Background There are 5 interrelated elements to the teaching of reading which must be understood to ensure students comprehend increasingly complex texts. They are:
Active Comprehension Strategies
A Broad and Deep Vocabulary
Knowledge of the World
Knowledge of Texts and Textual Features
Secondary students do most of their reading to learn, in a variety and range of contexts, within a teaching and learning cycle. Therefore, various teachingstrategies associated with the 5 aspects of reading will be aligned with the Effective Reading in Content Areas (ERICA) model and the Teaching and Learning Cycle (TLC) to clearly demonstrate where they fit within a unit of work and can be effectively used.
Implications for the Teaching of Reading Every teacher at Eaglehawk Secondary College needs to teach much of their content through reading. Therefore, teachers need to model effective reading practices in the content and within the context of their learning areas. Reading strategies, and suggested explicit pedagogy for the teaching of reading and a guide regarding how to approach reading to learn, will be provided on this webpage for your use in your learning area.
Photographs and works of art can serve as writing prompts. Consider this photo of people crossing flood waters after a torrential rain in Manila, Philippines (August 2012). Does the image spark any ideas that you think might be developed in a narrative or descriptive essay?.Dondi Tawatao/Getty Images
Purpose Improving students’ writing skills helps them succeed inside and outside the classroom. Effective writing is a vital component of students’ literacy achievement, and writing is a critical communication tool for students to convey thoughts and opinions, describe ideas and events, and analyse information.
Indeed, writing is a life-long skill that plays a key role in postsecondary success across academic and vocational disciplines.
The nature of writing and writing instruction is changing. Technology, such as word processing and other forms of electronic communication, plays an increasingly important role in how students learn and practice writing in and out of the classroom.
Overarching themes Three recommendations are presented on this page to highlight, two important themes for delivering effective writing instruction.
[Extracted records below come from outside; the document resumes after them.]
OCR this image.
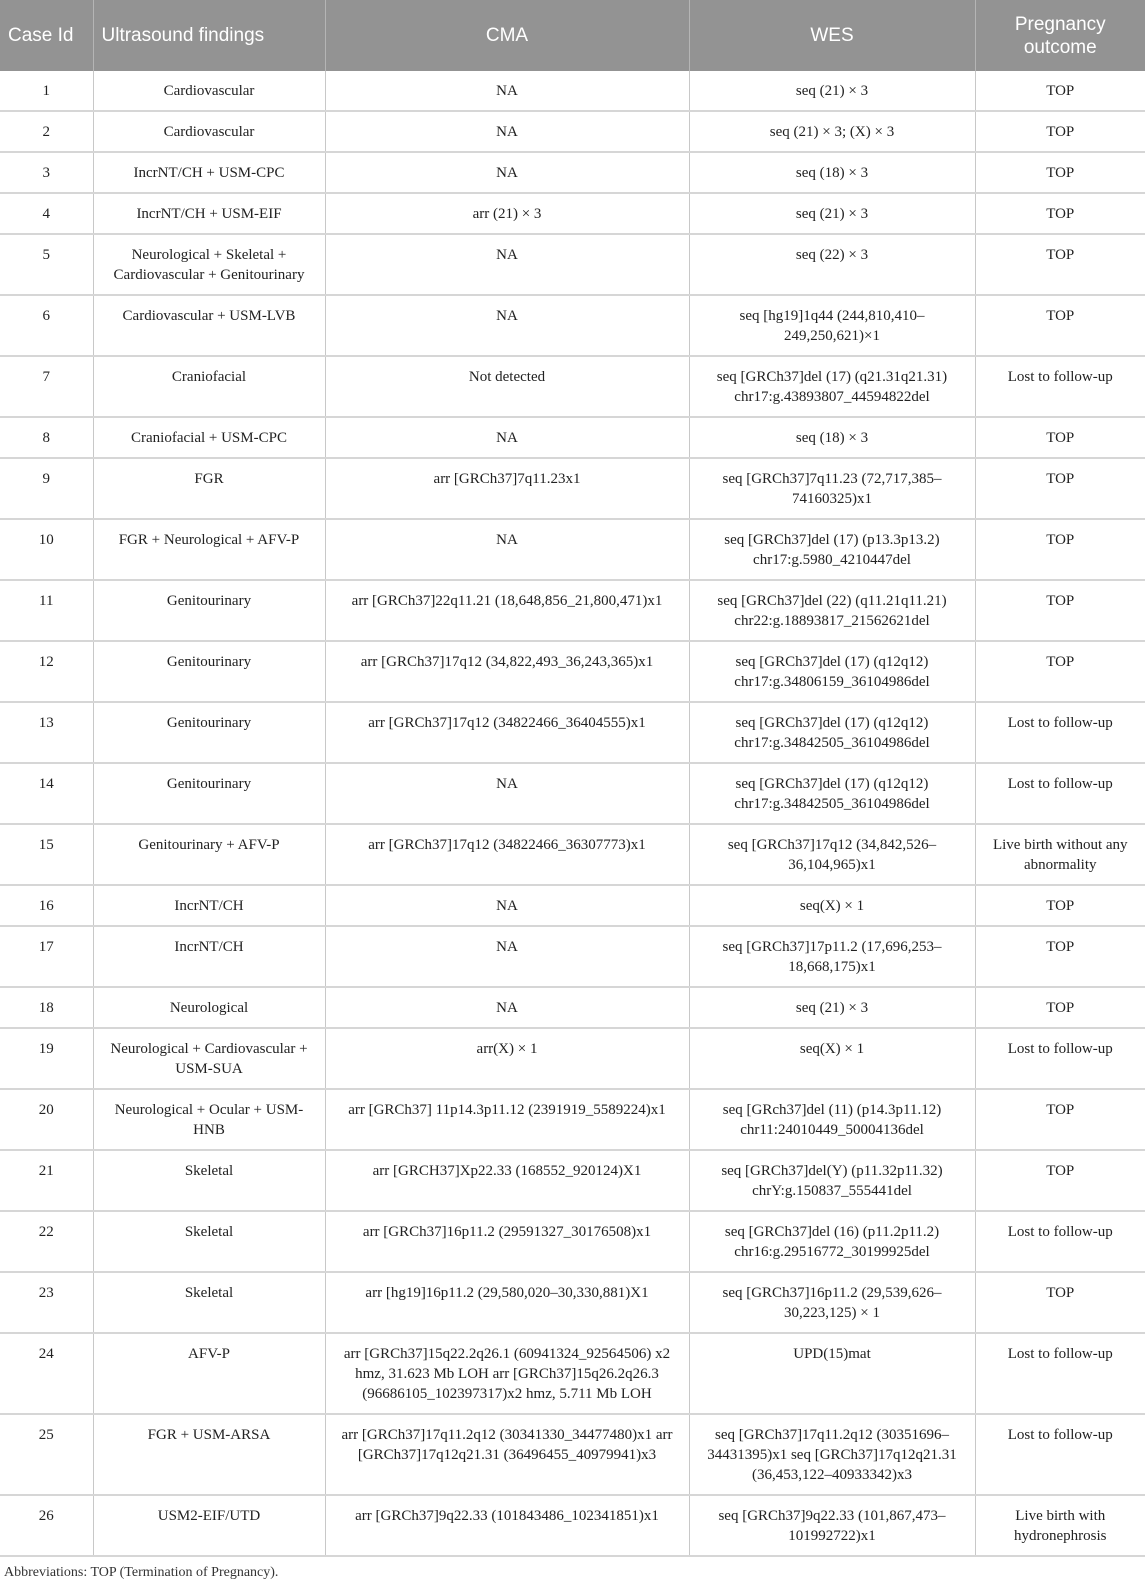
Case Id	Ultrasound findings	CMA	WES	Pregnancy outcome
1	Cardiovascular	NA	seq (21) × 3	TOP
2	Cardiovascular	NA	seq (21) × 3; (X) × 3	TOP
3	IncrNT/CH + USM-CPC	NA	seq (18) × 3	TOP
4	IncrNT/CH + USM-EIF	arr (21) × 3	seq (21) × 3	TOP
5	Neurological + Skeletal + Cardiovascular + Genitourinary	NA	seq (22) × 3	TOP
6	Cardiovascular + USM-LVB	NA	seq [hg19]1q44 (244,810,410–249,250,621)×1	TOP
7	Craniofacial	Not detected	seq [GRCh37]del (17) (q21.31q21.31) chr17:g.43893807_44594822del	Lost to follow-up
8	Craniofacial + USM-CPC	NA	seq (18) × 3	TOP
9	FGR	arr [GRCh37]7q11.23x1	seq [GRCh37]7q11.23 (72,717,385–74160325)x1	TOP
10	FGR + Neurological + AFV-P	NA	seq [GRCh37]del (17) (p13.3p13.2) chr17:g.5980_4210447del	TOP
11	Genitourinary	arr [GRCh37]22q11.21 (18,648,856_21,800,471)x1	seq [GRCh37]del (22) (q11.21q11.21) chr22:g.18893817_21562621del	TOP
12	Genitourinary	arr [GRCh37]17q12 (34,822,493_36,243,365)x1	seq [GRCh37]del (17) (q12q12) chr17:g.34806159_36104986del	TOP
13	Genitourinary	arr [GRCh37]17q12 (34822466_36404555)x1	seq [GRCh37]del (17) (q12q12) chr17:g.34842505_36104986del	Lost to follow-up
14	Genitourinary	NA	seq [GRCh37]del (17) (q12q12) chr17:g.34842505_36104986del	Lost to follow-up
15	Genitourinary + AFV-P	arr [GRCh37]17q12 (34822466_36307773)x1	seq [GRCh37]17q12 (34,842,526–36,104,965)x1	Live birth without any abnormality
16	IncrNT/CH	NA	seq(X) × 1	TOP
17	IncrNT/CH	NA	seq [GRCh37]17p11.2 (17,696,253–18,668,175)x1	TOP
18	Neurological	NA	seq (21) × 3	TOP
19	Neurological + Cardiovascular + USM-SUA	arr(X) × 1	seq(X) × 1	Lost to follow-up
20	Neurological + Ocular + USM-HNB	arr [GRCh37] 11p14.3p11.12 (2391919_5589224)x1	seq [GRch37]del (11) (p14.3p11.12) chr11:24010449_50004136del	TOP
21	Skeletal	arr [GRCH37]Xp22.33 (168552_920124)X1	seq [GRCh37]del(Y) (p11.32p11.32) chrY:g.150837_555441del	TOP
22	Skeletal	arr [GRCh37]16p11.2 (29591327_30176508)x1	seq [GRCh37]del (16) (p11.2p11.2) chr16:g.29516772_30199925del	Lost to follow-up
23	Skeletal	arr [hg19]16p11.2 (29,580,020–30,330,881)X1	seq [GRCh37]16p11.2 (29,539,626–30,223,125) × 1	TOP
24	AFV-P	arr [GRCh37]15q22.2q26.1 (60941324_92564506) x2 hmz, 31.623 Mb LOH arr [GRCh37]15q26.2q26.3 (96686105_102397317)x2 hmz, 5.711 Mb LOH	UPD(15)mat	Lost to follow-up
25	FGR + USM-ARSA	arr [GRCh37]17q11.2q12 (30341330_34477480)x1 arr [GRCh37]17q12q21.31 (36496455_40979941)x3	seq [GRCh37]17q11.2q12 (30351696–34431395)x1 seq [GRCh37]17q12q21.31 (36,453,122–40933342)x3	Lost to follow-up
26	USM2-EIF/UTD	arr [GRCh37]9q22.33 (101843486_102341851)x1	seq [GRCh37]9q22.33 (101,867,473–101992722)x1	Live birth with hydronephrosis
Abbreviations: TOP (Termination of Pregnancy).
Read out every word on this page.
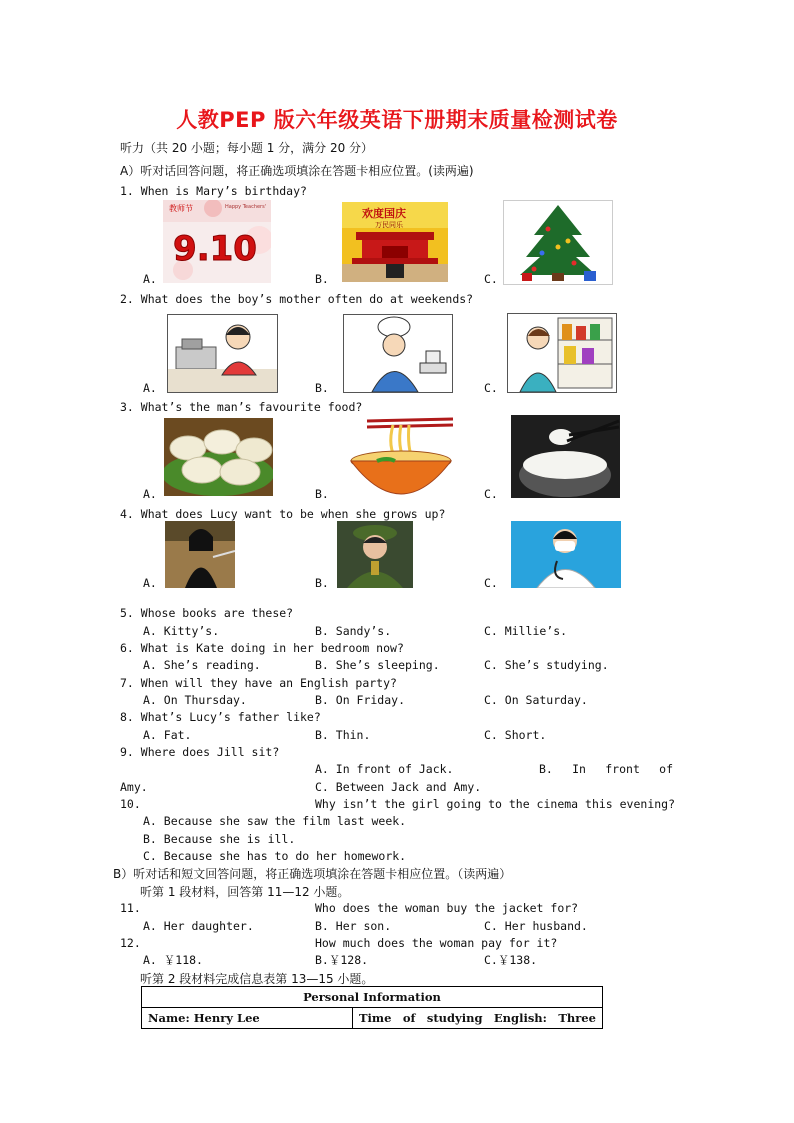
人教PEP 版六年级英语下册期末质量检测试卷
听力（共 20 小题；每小题 1 分，满分 20 分）
A）听对话回答问题，将正确选项填涂在答题卡相应位置。(读两遍)
1. When is Mary’s birthday?
A.
9.10
教师节	Happy Teachers'
B.
欢度国庆
万民同乐
C.
2. What does the boy’s mother often do at weekends?
A.	B.	C.
3. What’s the man’s favourite food?
A.	B.	C.
4. What does Lucy want to be when she grows up?
A.	B.	C.
5. Whose books are these?
A. Kitty’s.	B. Sandy’s.	C. Millie’s.
6. What is Kate doing in her bedroom now?
A. She’s reading.	B. She’s sleeping.	C. She’s studying.
7. When will they have an English party?
A. On Thursday.	B. On Friday.	C. On Saturday.
8. What’s Lucy’s father like?
A. Fat.	B. Thin.	C. Short.
9. Where does Jill sit?
A. In front of Jack.	B. In front of
Amy.	C. Between Jack and Amy.
10.	Why isn’t the girl going to the cinema this evening?
A. Because she saw the film last week.
B. Because she is ill.
C. Because she has to do her homework.
B）听对话和短文回答问题，将正确选项填涂在答题卡相应位置。（读两遍）
听第 1 段材料，回答第 11—12 小题。
11.	Who does the woman buy the jacket for?
A. Her daughter.	B. Her son.	C. Her husband.
12.	How much does the woman pay for it?
A. ￥118.	B.￥128.	C.￥138.
听第 2 段材料完成信息表第 13—15 小题。
Personal Information
Name: Henry Lee	Time of studying English: Three
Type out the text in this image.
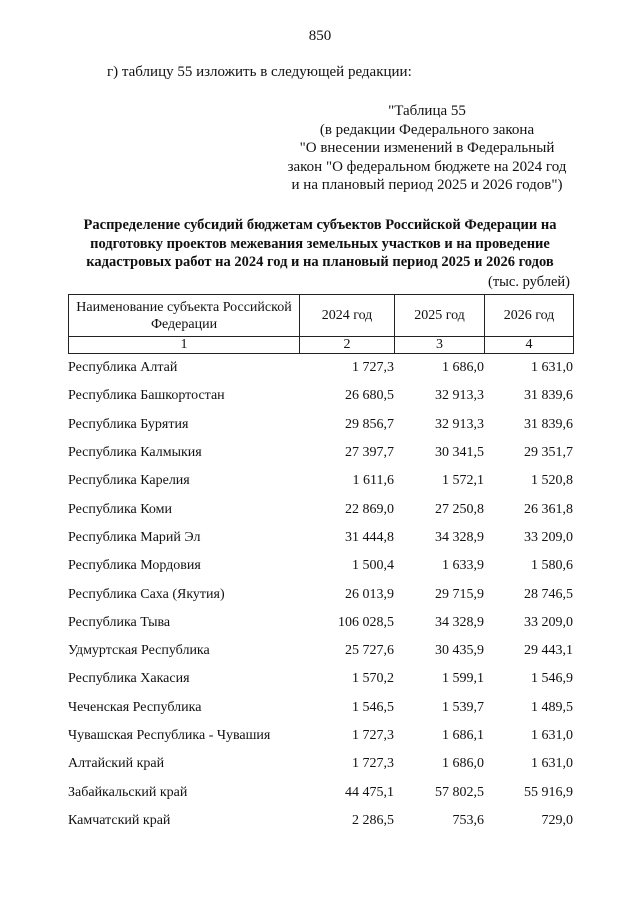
850
г) таблицу 55 изложить в следующей редакции:
"Таблица 55
(в редакции Федерального закона
"О внесении изменений в Федеральный
закон "О федеральном бюджете на 2024 год
и на плановый период 2025 и 2026 годов")
Распределение субсидий бюджетам субъектов Российской Федерации на
подготовку проектов межевания земельных участков и на проведение
кадастровых работ на 2024 год и на плановый период 2025 и 2026 годов
(тыс. рублей)
Наименование субъекта Российской Федерации	2024 год	2025 год	2026 год
1	2	3	4
Республика Алтай	1 727,3	1 686,0	1 631,0
Республика Башкортостан	26 680,5	32 913,3	31 839,6
Республика Бурятия	29 856,7	32 913,3	31 839,6
Республика Калмыкия	27 397,7	30 341,5	29 351,7
Республика Карелия	1 611,6	1 572,1	1 520,8
Республика Коми	22 869,0	27 250,8	26 361,8
Республика Марий Эл	31 444,8	34 328,9	33 209,0
Республика Мордовия	1 500,4	1 633,9	1 580,6
Республика Саха (Якутия)	26 013,9	29 715,9	28 746,5
Республика Тыва	106 028,5	34 328,9	33 209,0
Удмуртская Республика	25 727,6	30 435,9	29 443,1
Республика Хакасия	1 570,2	1 599,1	1 546,9
Чеченская Республика	1 546,5	1 539,7	1 489,5
Чувашская Республика - Чувашия	1 727,3	1 686,1	1 631,0
Алтайский край	1 727,3	1 686,0	1 631,0
Забайкальский край	44 475,1	57 802,5	55 916,9
Камчатский край	2 286,5	753,6	729,0
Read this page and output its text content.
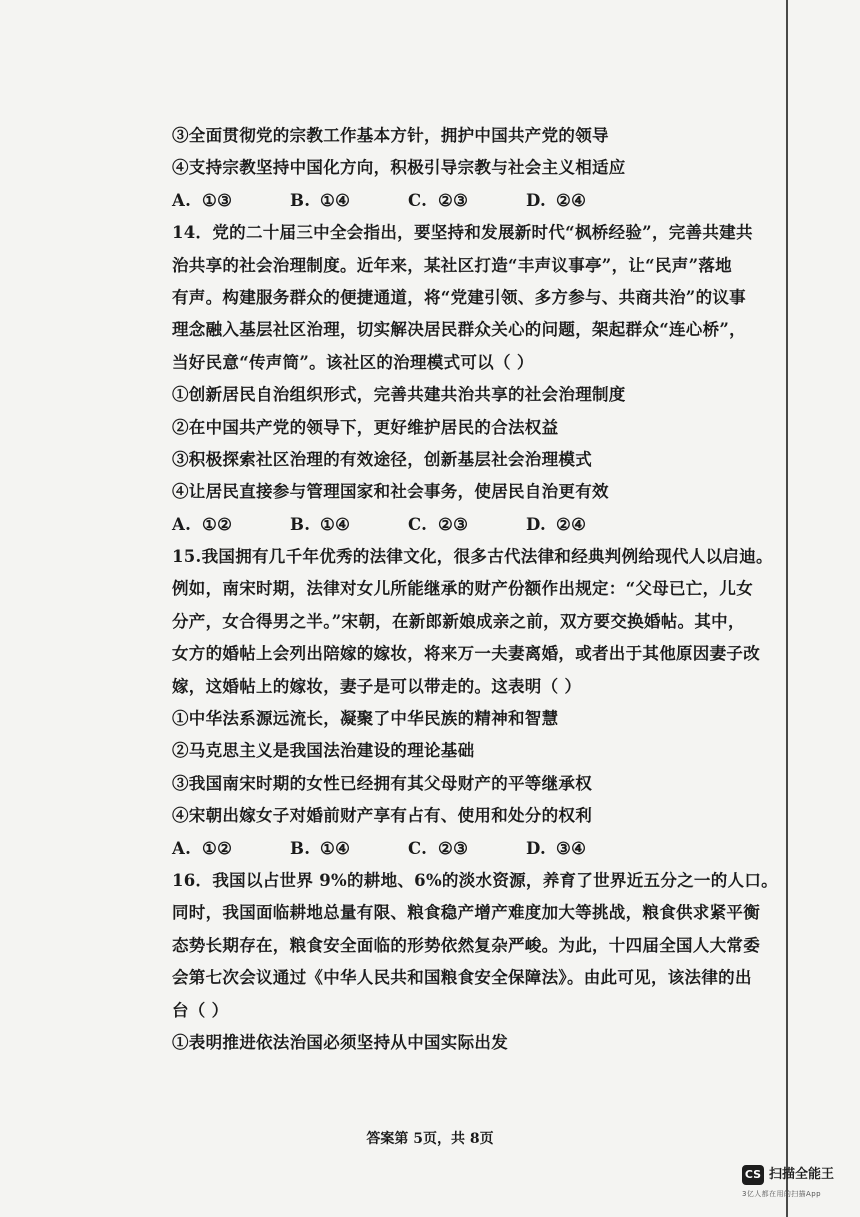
③全面贯彻党的宗教工作基本方针，拥护中国共产党的领导
④支持宗教坚持中国化方向，积极引导宗教与社会主义相适应
A. ①③	B. ①④	C. ②③	D. ②④
14．党的二十届三中全会指出，要坚持和发展新时代“枫桥经验”，完善共建共
治共享的社会治理制度。近年来，某社区打造“丰声议事亭”，让“民声”落地
有声。构建服务群众的便捷通道，将“党建引领、多方参与、共商共治”的议事
理念融入基层社区治理，切实解决居民群众关心的问题，架起群众“连心桥”，
当好民意“传声筒”。该社区的治理模式可以（ ）
①创新居民自治组织形式，完善共建共治共享的社会治理制度
②在中国共产党的领导下，更好维护居民的合法权益
③积极探索社区治理的有效途径，创新基层社会治理模式
④让居民直接参与管理国家和社会事务，使居民自治更有效
A. ①②	B. ①④	C. ②③	D. ②④
15.我国拥有几千年优秀的法律文化，很多古代法律和经典判例给现代人以启迪。
例如，南宋时期，法律对女儿所能继承的财产份额作出规定：“父母已亡，儿女
分产，女合得男之半。”宋朝，在新郎新娘成亲之前，双方要交换婚帖。其中，
女方的婚帖上会列出陪嫁的嫁妆，将来万一夫妻离婚，或者出于其他原因妻子改
嫁，这婚帖上的嫁妆，妻子是可以带走的。这表明（ ）
①中华法系源远流长，凝聚了中华民族的精神和智慧
②马克思主义是我国法治建设的理论基础
③我国南宋时期的女性已经拥有其父母财产的平等继承权
④宋朝出嫁女子对婚前财产享有占有、使用和处分的权利
A. ①②	B. ①④	C. ②③	D. ③④
16．我国以占世界 9%的耕地、6%的淡水资源，养育了世界近五分之一的人口。
同时，我国面临耕地总量有限、粮食稳产增产难度加大等挑战，粮食供求紧平衡
态势长期存在，粮食安全面临的形势依然复杂严峻。为此，十四届全国人大常委
会第七次会议通过《中华人民共和国粮食安全保障法》。由此可见，该法律的出
台（ ）
①表明推进依法治国必须坚持从中国实际出发
答案第 5页，共 8页
CS 扫描全能王
3亿人都在用的扫描App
1. Writing encourages critical thinking. Constructing, articulating, and analysing their own thoughts in writing requires students to think critically about their ideas and how to convey them based on their goals and the intended audience. Writing challenges students to understand, evaluate, and synthesise text, ideas, and concepts. Furthermore, approaching writing tasks strategically (that is, with a series of structured actions for achieving their writing goals) facilitates the development of sound arguments supported by valid reasoning.
2. Writing occurs in every discipline. Writing spans classrooms and discipline areas. Writing is a key component of English language classrooms, and secondary students on average write more for their English classes than they do for any other class. However, students write more for other disciplines combined than they do for English classes. Critical thinking occurs in every discipline and writing leads students to think critically about content and ideas presented in all classes. "Scientists, Artists, Mathematicians, Lawyers, Engineers - all 'think' with pen to paper, chalk to chalkboard, hands on terminal keys." Young and Fulwiler (1986)
Implications for the Teaching of Writing Recommendation 1. Explicitly teach appropriate writing strategies using a Model of: Practice/Reflect instructional cycle.
Recommendation 1a. Explicitly teach appropriate writing strategies. 1. Explicitly teach strategies for planning and goal setting, drafting, evaluating, revising, and editing. 2. Instruct students on how to choose and apply strategies appropriate for the audience and purpose.
Recommendation 1b. Use a Model: Practice-Reflect instructional cycle to teach writing strategies. 1. Model strategies for students. 2. Provide students with opportunities to apply and practice modelled strategies. 3. Engage students in evaluating and reflecting upon their own and peers’ writing and use of modelled strategies.
Recommendation 2. Integrate writing and reading to emphasise key writing features. 1. Teach students to understand that both writers and readers use similar strategies, knowledge, and skills to create meaning. 2. Use a variety of written exemplars to highlight the key features of texts. Recommendation 3. Use assessments of student writing to inform instruction and feedback. 1. Assess students’ strengths and areas for improvement before teaching a new strategy or skill. 2. Analyse student writing to tailor instruction and target feedback. 3. Regularly monitor students’ progress while teaching writing strategies and skills.